News
Fasano: Up school security
By Matt Reinig | Hernando Today
Published: December 23, 2012
NEW PORT RICHEY - After a week of increased security measures following the Dec. 14 shootings at Sandy Hook Elementary School in Connecticut that took the lives of 26 children and administrators, Hernando County Schools are ready to exhale.Published: December 23, 2012
But Capitols seem to be getting loud just about everywhere.
State Rep. Mike Fasano wrote a letter to Gov. Rick Scott on Friday requesting he include a proposal in his budget that would fund school resource officers in Florida's elementary schools, and Nation Rifle Association President Wayne Lapierre held a press conference advocating increased armed security in schools.
"Although there are no guarantees, it is quite possible that the mere presence of a law enforcement officer on campus may be enough of a deterrent to curb or totally prevent school-based violence," Fasano wrote. "While this no doubt will be an expensive proposition, no price tag can be placed on the lives of the precious children our public schools are entrusted with each and ever day of the school year."

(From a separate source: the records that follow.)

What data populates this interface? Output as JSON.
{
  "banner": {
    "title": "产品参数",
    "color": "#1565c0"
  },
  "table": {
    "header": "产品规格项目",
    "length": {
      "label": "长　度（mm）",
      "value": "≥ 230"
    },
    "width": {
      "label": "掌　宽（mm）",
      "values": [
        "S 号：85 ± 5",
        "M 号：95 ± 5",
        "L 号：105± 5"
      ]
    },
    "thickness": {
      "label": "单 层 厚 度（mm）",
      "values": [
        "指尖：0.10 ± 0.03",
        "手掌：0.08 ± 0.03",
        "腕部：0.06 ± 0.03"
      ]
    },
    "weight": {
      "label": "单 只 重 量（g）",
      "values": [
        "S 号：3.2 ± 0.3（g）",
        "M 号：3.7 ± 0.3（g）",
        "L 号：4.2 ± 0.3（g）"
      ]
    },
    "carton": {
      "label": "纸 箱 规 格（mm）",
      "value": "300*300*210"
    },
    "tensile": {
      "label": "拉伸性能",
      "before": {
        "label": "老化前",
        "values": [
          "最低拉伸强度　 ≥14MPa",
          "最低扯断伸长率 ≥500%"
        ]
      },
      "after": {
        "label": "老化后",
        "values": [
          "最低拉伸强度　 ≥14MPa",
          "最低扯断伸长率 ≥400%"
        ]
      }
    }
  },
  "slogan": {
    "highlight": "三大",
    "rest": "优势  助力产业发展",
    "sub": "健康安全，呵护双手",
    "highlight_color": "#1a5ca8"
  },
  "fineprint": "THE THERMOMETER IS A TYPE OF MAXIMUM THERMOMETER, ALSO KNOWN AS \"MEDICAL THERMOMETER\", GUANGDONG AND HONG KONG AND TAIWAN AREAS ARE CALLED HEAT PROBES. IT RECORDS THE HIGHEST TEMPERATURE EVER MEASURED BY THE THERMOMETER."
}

Fasano, who until the last election represented the western part of Hernando County in District 11 of the state Senate, now represents the extreme western portion of Pasco County in District 36 of the state house.
It would cost approximately $150 million annually to staff a resource officer in every one of Florida's 1,963 elementary schools.
In Hernando County the annual cost of adding 10 school resource officers has been estimated between $394,609 and $585,920.
"You'd pay for it like you'd pay for anything else: the dollars that are given to us by the taxpayers," Fasano said. "Look, we're talking about the children; they're priceless, they don't have a price tag and we need to do everything we can to protect them. I want to be careful about not politicizing this, but we need to be proactive after this atrocity in Connecticut, and they need to be protected when they go to school everyday."
School District representatives said earlier this week they would gladly embrace added security to elementary schools if funding weren't a problem.
"If the state of federal government were to step up and say they would fund that, it would be a very welcome funding from either entity at this point," Assistant Superintendent of Schools Ken Pritz said. "I think it would be a relief for parents and the community, and given the circumstances it would be a real deterrent from the behaviors that are happening in this country, these attacks on these schools that we're getting."
Fasano mentioned Florida's 12th university, Florida Polytechnic University, as a reason why the state could implement his proposal regarding school resource officers.
"If we can throw money at a new university that we don't need, we can certainly find the balance to make sure that our children are protected in our elementary schools," Fasano said. "A university we did not need nor could we afford, and funding it year after year is going to cost a lot more than what it'd take to put (a school resource officer) in every classroom."
Florida Polytechnic University in Lakeland, which focuses on STEM degrees — or science, technology, engineering, and mathematics degrees — was approved in April following $300 million in budget cuts to the state's other 11 universities.
"You don't need new sources of revenue," Fasano said in regards to paying for 1,963 resource officers. "We have a $70 billion budget, that's with a B."
Fasano mentioned in his letter to the governor that the shootings in Connecticut brought the need for greater scrutiny of school and classroom safety in state public schools.
"School resource officers are trained to understand the unique needs of children, in addition to their roles as enforcement officers," Fasano wrote. "(School resource officers) have proven time and again more than able to not only maintain a safe school environment, they often are able to see and help address needs that students have both in and out of school."
He's had the opportunity to visit schools in his district over the past 18 years he's been in the Legislature, Fasano said, and he stands by the success of school resource officer programs.
"I did not realize that not all of our elementary schools in the state did not have an SRO," Fasano said. "I think a school resource officer would not only be a tremendous asset as to public safety in the school, but (another) reason is what the officer would bring to the school itself, and I've seen how successful SROs have been in area middle schools and high schools. I see the great relation they have with the students."